Hortman workout

Hortman Crossfit Workout

Overview of the Hortman Workout

The Hortman workout is named after U.S. Army Captain John Hortman, who died in 2004 while serving in Iraq. The workout was created in his honor and is often performed on Memorial Day. It has also been used in CrossFit competitions, including the CrossFit Games. The workout involves a combination of running, kettlebell swings, and pull-ups. It is considered a challenging workout that requires both strength and endurance.

Hortman: Workout Description

The Hortman workout consists of the following movements, to be completed in the order listed:

  • Run 800 meters
  • 80 kettlebell swings (24 kg for men, 16 kg for women)
  • 8 pull-ups

The workout is to be completed for a total of 5 rounds, with a 1-minute rest between each round. The workout is timed, and the goal is to complete all 5 rounds as quickly as possible.

Hortman: Workout Variations and Scaling Options

For those who are unable to complete the workout as prescribed, there are several scaling options available.
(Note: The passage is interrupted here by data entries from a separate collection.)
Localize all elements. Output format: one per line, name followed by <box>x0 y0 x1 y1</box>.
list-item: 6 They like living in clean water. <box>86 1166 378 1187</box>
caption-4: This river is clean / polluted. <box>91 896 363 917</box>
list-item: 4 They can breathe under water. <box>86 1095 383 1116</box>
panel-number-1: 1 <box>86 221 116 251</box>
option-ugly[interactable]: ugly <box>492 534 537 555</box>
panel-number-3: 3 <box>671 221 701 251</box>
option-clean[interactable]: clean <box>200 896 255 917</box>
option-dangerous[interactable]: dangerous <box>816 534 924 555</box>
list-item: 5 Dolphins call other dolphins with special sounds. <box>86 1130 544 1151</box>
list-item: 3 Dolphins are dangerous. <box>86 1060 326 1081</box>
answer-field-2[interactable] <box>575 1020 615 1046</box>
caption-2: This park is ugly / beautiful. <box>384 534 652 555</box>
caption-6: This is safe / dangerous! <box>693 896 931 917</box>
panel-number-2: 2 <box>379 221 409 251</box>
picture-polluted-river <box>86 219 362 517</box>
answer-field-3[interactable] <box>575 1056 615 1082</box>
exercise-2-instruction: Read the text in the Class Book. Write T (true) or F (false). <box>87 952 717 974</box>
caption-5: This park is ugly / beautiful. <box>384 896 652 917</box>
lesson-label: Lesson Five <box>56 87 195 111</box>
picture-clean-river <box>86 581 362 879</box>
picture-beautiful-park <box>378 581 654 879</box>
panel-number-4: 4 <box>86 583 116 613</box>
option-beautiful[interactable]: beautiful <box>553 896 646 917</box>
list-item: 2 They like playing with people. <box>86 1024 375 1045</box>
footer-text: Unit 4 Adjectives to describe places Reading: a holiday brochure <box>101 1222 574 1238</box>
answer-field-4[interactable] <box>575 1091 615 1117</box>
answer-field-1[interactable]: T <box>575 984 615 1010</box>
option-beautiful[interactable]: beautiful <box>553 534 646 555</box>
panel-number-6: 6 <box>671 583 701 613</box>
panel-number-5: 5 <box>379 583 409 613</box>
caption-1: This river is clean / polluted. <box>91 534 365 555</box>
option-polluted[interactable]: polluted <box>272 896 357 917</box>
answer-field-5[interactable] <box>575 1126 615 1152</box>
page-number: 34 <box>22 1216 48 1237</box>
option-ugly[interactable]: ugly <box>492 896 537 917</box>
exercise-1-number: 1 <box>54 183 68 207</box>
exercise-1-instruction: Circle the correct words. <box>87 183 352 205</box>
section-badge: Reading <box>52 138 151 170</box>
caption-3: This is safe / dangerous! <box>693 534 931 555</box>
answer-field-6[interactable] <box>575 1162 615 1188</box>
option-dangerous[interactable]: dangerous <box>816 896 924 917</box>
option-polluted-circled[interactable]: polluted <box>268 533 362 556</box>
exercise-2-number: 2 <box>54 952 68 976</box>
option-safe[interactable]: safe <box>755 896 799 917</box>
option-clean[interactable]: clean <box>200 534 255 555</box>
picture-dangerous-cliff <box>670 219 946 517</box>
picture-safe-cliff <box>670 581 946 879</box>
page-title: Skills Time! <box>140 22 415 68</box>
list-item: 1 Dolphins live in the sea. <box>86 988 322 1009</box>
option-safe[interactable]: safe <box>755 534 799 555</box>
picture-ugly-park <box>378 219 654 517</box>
These include:

  • Running a shorter distance (e.g. 400 meters)
  • Reducing the weight of the kettlebell
  • Using a resistance band or other assistance for pull-ups
  • Reducing the number of rounds

Scaling options are recommended for those who are new to CrossFit or who have not yet developed the strength and endurance required for the full workout.

Tips and Strategies for Hortman Workout

To complete the Hortman workout efficiently and safely, it is important to pace yourself and take breaks as needed. Some tips and strategies for completing the workout include:

  • Breaking up the kettlebell swings and pull-ups into smaller sets (e.g. 20 swings and 2 pull-ups at a time)
  • Focusing on proper form for each movement to avoid injury
  • Using a consistent pace throughout the workout to avoid burning out too quickly
  • Taking deep breaths and staying focused to maintain mental toughness

Athlete Performance in the Hortman Workout

The average time to complete the Hortman workout varies depending on the athlete’s level of fitness and experience with CrossFit. According to the CrossFit Journal, advanced athletes can complete the workout in under 30 minutes, while beginners may take closer to an hour.

Conclusion for Hortman Workout

The Hortman workout is a challenging CrossFit workout that requires both strength and endurance. It is named after a fallen soldier and is often performed on Memorial Day as a tribute. While the workout can be scaled for those who are new to CrossFit, it is recommended that athletes have a solid foundation of strength and endurance before attempting the full workout. With proper pacing and focus, the Hortman workout can be a rewarding and effective way to improve overall fitness.